Sequoia National Park is California’s first national park and America’s second oldest, next to Yellowstone. Late spring/early summer is one of the most beautiful times to visit, with fields of wildflowers and abundant wildlife. Rivers and waterfalls run crystal clear, while higher parts remain a snow-capped testament to the recent winter. The giant sequoias are an impressive reminder of nature’s beauty and resilience, while the oak chaparral is second only to the rainforest in diversity of plants and animals. Enjoy lunch at the historic Reedley Opera House, built in 1903.

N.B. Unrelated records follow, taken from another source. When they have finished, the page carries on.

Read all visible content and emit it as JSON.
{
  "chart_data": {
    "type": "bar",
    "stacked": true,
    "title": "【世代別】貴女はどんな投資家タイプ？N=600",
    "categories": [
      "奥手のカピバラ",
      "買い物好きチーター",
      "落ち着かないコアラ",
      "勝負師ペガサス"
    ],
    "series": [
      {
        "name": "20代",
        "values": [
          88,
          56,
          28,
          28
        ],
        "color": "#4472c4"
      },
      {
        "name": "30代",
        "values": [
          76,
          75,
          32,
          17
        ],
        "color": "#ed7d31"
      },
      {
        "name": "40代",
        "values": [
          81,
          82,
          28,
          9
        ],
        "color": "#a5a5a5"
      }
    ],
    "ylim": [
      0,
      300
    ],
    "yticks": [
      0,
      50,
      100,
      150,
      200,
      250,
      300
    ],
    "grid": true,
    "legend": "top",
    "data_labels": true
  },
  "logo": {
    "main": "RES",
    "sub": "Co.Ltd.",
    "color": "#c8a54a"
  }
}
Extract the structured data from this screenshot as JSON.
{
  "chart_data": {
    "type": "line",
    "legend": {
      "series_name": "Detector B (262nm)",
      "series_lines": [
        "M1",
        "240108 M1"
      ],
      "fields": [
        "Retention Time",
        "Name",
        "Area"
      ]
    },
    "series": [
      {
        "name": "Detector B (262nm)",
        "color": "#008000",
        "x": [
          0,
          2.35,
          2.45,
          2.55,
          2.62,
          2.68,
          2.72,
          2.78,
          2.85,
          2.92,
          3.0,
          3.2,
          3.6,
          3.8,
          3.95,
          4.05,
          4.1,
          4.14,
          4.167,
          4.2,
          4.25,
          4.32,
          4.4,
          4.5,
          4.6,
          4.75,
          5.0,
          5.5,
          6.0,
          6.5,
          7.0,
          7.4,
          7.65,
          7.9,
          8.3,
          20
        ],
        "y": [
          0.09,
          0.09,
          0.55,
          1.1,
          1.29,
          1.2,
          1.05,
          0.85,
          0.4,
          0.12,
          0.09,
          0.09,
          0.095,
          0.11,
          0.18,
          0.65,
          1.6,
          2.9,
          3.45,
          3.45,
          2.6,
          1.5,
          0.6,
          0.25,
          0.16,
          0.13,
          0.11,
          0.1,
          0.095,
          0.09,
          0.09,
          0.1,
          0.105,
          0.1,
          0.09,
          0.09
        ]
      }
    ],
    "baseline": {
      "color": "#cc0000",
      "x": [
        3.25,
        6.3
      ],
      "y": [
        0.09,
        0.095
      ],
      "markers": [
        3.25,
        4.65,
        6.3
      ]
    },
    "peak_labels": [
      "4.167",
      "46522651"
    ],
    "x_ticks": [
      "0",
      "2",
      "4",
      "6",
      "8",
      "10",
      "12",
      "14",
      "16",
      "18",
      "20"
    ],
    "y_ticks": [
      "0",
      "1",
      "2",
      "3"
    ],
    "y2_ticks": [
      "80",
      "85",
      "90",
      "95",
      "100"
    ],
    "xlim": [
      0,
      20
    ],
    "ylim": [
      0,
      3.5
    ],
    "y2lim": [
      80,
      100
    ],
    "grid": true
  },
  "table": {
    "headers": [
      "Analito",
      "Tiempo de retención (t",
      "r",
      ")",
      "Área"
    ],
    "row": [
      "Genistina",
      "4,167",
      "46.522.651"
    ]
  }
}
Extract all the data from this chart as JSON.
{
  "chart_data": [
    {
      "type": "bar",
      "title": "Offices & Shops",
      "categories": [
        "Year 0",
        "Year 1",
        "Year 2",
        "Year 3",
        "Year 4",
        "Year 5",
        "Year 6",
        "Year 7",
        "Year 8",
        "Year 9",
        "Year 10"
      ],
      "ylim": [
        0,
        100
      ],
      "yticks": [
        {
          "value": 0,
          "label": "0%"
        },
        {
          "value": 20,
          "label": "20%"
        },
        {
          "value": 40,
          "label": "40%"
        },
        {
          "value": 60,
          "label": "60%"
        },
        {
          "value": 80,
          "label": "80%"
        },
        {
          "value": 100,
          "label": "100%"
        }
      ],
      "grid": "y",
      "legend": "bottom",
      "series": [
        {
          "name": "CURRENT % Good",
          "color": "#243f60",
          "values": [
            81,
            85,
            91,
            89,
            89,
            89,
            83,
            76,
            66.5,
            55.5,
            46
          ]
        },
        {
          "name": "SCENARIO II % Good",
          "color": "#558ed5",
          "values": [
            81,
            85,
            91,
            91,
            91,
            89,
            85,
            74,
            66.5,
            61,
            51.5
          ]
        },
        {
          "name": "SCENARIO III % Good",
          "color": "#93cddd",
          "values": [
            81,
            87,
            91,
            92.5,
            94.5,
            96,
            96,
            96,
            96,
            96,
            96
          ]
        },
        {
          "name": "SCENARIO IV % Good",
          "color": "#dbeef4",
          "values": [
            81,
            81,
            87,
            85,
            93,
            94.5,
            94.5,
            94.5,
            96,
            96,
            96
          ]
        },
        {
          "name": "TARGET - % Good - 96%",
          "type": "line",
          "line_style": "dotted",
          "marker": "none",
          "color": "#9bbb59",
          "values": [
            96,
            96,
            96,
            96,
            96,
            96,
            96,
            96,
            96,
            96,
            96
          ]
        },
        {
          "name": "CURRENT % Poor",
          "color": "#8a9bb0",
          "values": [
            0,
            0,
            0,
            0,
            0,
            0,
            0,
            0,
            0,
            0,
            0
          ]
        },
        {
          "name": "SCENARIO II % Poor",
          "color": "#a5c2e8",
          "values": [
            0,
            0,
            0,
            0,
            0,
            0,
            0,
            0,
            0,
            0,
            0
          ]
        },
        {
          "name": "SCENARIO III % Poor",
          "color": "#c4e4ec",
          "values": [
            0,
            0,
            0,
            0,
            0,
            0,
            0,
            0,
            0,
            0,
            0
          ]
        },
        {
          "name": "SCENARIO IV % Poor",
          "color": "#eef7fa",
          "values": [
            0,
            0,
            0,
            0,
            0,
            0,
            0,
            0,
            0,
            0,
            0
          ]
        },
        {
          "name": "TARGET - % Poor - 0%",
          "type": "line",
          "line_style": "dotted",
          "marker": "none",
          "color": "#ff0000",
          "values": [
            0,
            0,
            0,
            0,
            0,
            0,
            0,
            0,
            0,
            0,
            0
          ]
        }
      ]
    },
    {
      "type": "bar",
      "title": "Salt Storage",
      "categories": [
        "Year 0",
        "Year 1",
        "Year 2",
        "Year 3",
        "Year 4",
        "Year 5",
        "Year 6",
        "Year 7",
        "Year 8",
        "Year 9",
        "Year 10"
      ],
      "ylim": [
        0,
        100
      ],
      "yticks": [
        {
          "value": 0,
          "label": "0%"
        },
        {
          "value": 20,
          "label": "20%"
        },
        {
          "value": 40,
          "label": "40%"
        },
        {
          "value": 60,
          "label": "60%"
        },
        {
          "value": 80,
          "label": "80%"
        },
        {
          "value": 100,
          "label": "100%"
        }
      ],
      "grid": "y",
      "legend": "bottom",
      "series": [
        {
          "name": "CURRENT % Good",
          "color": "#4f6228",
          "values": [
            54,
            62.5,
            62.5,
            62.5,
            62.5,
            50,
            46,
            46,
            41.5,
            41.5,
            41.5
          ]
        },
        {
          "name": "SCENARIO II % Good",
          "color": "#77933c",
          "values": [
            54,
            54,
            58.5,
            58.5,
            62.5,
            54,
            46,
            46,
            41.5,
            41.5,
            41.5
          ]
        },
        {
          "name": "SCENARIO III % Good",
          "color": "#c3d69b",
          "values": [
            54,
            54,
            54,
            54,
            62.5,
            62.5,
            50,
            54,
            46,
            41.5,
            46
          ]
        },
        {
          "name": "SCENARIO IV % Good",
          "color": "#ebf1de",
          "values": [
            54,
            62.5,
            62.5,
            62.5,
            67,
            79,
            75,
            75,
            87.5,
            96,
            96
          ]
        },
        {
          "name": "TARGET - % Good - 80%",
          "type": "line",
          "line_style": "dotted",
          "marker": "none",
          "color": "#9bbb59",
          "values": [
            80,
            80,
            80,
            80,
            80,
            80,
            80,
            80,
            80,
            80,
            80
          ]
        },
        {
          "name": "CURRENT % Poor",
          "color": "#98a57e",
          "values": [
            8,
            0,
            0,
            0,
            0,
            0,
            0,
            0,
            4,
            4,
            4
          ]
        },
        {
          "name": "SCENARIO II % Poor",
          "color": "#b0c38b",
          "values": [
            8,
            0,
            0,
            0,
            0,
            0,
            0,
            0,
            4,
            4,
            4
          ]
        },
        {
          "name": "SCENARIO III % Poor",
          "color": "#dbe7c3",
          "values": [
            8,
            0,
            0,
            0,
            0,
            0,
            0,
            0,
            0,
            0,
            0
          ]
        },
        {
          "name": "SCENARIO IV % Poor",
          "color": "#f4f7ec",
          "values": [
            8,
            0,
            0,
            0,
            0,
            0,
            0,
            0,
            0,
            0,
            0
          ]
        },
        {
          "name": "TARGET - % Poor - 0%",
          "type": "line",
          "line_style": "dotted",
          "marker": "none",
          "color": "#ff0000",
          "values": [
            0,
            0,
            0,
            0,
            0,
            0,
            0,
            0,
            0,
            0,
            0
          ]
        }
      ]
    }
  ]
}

  1. Thrilling drive: Surrounded by 11,000 foot summits, Mineral King Valley makes and unforgettable destination. The white-knuckle drive makes for a spectacular payoff. Beautiful trails to alpine lakes and glorious high country.
  2. Family hike: The easy 1.7 mile hike from Lodgepole Campground to Tokopah Falls crosses a footbridge and and winds past meadows populated with seasonal wildflowers. At the trails end the falls cascade down a granite wall.
  3. Jaw-Dropping Sequoias: Be humbled by the General Sherman Tree, the largest living tree on earth. Trails provide great views of dozens of sequoias as wide as your living room.
  4. Go for a dip: Paradise Creek is a bather’s dream. Small falls and large swimming holes parallel Paradise Creek Trail.

Kings Canyon:


The canyon of the Kings River is carved to a depth of 8,000 feet, making it one of the deepest in North America – Even deeper than the Grand Canyon. The Kings Scenic byway (Highway 180) winds its way through the canyon, uncovering wonderful travel destinations, such as tree-covered mountains, never-ending canyons, rolling hills, and breathtaking vistas.


  1. Saunter by the river: The 1.5 mile self guided trail loop around fern-filled Zumwalt  Meadow shows off the best of Kings Canyon, including a close up look at the master carver, the South Fork Kings River.
  2. Tour a cave: Magnificent Boyden Cavern hides beneath the 2,000 foot high marble walls of the Kings Gates. Take a 45 minute guided walking tour to explore the caves.
  3. Catch a big one: Lucky anglers brag about a catch-and-release rate of more than 100 trout per day in the South Fork Kings River at Cedar Grove. To avoid crows, hike the Mist Falls Trail from roads end. Just below the falls the water swirls with trout.
  4. Take a stroll or roll: The Roaring River Falls make a powerful noise as the boisterous cascade hits the water. The short 1/2 mile ascend is the perfect choice for explorers of all abilities.